Thursday, April 23, 2020

I Miss Him...

Today as I was disinfecting the groceries I brought home, I felt like I was about to crack. My phone was beeping with several text messages and it was just too much for me at the time. I rarely feel this way and today was probably the worst ever in my life. I felt like running away, asking to be released from being RS President, ignoring my extended family. But I knew there was a better answer. I went to my room, knelt down in prayer and poured my heart to Heavenly Father. I asked Him to bless me with patience, wisdom, long-suffering, love and to take that feeling away from me. I also asked Him to bless my extended family with love and compassion for each other. Have I ever mentioned the power of prayer? It works. It's like a dark cloud disappeared and what I'm seeing is exactly what I asked.
Dad came to live with me in Texas on March 10, 2020. That was the first very hard decision I had to make. I knew it would change my life and my family's and it was going to be hard. I also knew that I'd be breaking my younger sister's heart (he was living with her), and I didn't want that.
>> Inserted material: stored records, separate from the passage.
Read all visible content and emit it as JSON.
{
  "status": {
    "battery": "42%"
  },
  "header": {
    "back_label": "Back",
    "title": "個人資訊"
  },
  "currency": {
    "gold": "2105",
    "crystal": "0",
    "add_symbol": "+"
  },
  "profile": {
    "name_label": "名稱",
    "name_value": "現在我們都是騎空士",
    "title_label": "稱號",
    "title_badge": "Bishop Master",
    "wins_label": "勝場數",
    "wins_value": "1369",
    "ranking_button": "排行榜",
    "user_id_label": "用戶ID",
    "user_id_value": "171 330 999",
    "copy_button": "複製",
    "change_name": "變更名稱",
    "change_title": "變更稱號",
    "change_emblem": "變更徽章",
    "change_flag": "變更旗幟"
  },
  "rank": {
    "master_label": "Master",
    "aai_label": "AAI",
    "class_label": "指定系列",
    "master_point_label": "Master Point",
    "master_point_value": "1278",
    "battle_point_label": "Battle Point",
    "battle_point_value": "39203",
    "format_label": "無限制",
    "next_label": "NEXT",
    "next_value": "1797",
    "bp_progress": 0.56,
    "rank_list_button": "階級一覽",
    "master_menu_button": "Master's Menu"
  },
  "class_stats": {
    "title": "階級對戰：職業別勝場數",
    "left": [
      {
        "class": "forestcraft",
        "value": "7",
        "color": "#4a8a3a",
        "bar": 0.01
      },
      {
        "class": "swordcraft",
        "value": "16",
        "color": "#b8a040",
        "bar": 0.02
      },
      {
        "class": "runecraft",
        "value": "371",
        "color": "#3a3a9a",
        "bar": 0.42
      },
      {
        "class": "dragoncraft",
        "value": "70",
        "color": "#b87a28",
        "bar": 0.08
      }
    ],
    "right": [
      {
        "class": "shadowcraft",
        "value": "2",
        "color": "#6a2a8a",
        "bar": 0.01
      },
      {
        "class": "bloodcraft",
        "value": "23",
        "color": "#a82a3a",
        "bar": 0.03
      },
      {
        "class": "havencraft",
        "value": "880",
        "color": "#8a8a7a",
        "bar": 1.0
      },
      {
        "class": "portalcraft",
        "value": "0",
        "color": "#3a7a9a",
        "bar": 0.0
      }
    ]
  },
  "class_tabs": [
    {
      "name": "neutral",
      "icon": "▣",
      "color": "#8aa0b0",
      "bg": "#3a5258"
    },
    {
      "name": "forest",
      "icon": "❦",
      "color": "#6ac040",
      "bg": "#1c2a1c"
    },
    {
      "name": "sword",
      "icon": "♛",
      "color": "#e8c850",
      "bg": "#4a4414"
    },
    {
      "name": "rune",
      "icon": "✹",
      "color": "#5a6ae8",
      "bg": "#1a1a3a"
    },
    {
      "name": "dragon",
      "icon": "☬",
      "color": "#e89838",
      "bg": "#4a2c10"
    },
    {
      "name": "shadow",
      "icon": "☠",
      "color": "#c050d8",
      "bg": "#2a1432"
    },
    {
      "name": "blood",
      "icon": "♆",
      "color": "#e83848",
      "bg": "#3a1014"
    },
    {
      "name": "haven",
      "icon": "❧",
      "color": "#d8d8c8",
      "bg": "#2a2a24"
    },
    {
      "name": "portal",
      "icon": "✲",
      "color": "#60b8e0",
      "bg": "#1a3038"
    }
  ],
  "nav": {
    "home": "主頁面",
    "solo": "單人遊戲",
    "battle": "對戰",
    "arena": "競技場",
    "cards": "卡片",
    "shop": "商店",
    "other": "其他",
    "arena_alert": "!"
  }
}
But I knew I had to bring dad here. My other sisters gave me full support.
Taking care of him was the most special privilege I've ever had. My home became sacred. I didn't feel alone as I took care of him (was my mom with me?) He couldn't do much for himself and was almost like an infant. I changed his diapers, gave him showers, fed him, gave him medications seven times a day, took him to doctor appointments almost every day, gave him attention. It seems hard, but the burden felt light. He often apologized to me for giving me so much work, but it didn't feel that way. I always replied, "dad, you took care of me when I was little, now it's my turn to take care of you. You're my baby now." He would smile at that and whenever he needed something, he would say, "because I'm your baby". I tucked him in bed every night, gave him a kiss on the head and prayed with him. Those moments were so special. He would tell me he loved me and that I was a very good daughter and that he was very grateful for all I was doing. I'd leave his room holding back tears as I knew those moments wouldn't last long.
I was very hopeful dad would become healthy again. I had faith the surgeon would remove the tumor in his sigmoid colon and possibly liver (he had a tumor there too, but it ended up being too dangerous to remove) and he'd come home. I had plans to take him to the gym to do water aerobics, to walk with him outside everyday, to help him become so strong that he wouldn't need much help from me anymore. But Heavenly Father had other plans. When I was waiting for him in the hospital during his first surgery, I had two sacred dreams. I won't say what they were, but they told me two things, first, that my mom was with him. Second, that whatever happened to him, live or die, that it'd be his choice. Dad was recovering well in the hospital, but then he had a rupture in another part of his intestines (the small intestines this time). He went in for emergency surgery. It went well, but dad couldn't really recover from it. His vitals declined fast. I couldn't be with him at the hospital because of COVID-19. This made it super hard for me and my sisters. I took him his Facebook portal (camera device) to him and the nurses would let us see and talk to him. But after the second surgery, he never got conscious to talk.
The night before April 9th, I couldn't sleep. I had the feeling that dad was about to pass away. I prayed all night and asked Heavenly Father to let him know that he could go in peace, that we would all be ok and we wanted him to rest. I also promised him I'd help a person that he was very worried about. It was a hard night. At 4am, the hospital called and told me that dad was already brain dead and to go be with him as soon as I could. They said that it was best to turn off the machines ad let him go in peace. I called his surgeon and asked him if he thought that was best too. He told me the same thing, that there was no turning back or leaving the hospital. He wouldn't live.  He was brain dead. Marco drove me there, but they didn't let him in, just me. Dad looked peaceful and had no signs of struggle. He was sleeping very peacefully. I hugged him, kissed him and said my goodbyes. Then I called each sister through Facetime and let them say their goodbyes. This took a long time. I wasn't able to get hold of them right away. When it was close to seven, I told the nurse that he was ready. They turned off the ventilator at 7:07 am and dad was pronounced dead at 7:14am. It was very hard. I felt alone and I struggled to lose him.
Today it's been exactly two weeks. Last week, on Wednesday, we had his funeral. It was in Utah. We got unified as a family and made a beautiful ceremony through video. The apostle, Elder Soares, gave a a beautiful talk at the end (he's a friend of our family). I felt a lot of peace and reassurance that dad really liked it.
It's been hard. I miss him a lot. I've received a lot of love from family and friends though. I've gotten flowers, cards, messages in chalk in my driveway, dinners, texts, treats... I'm very grateful for so much love. It's helping me immensely! I know he's in a better place and is happy with my mom.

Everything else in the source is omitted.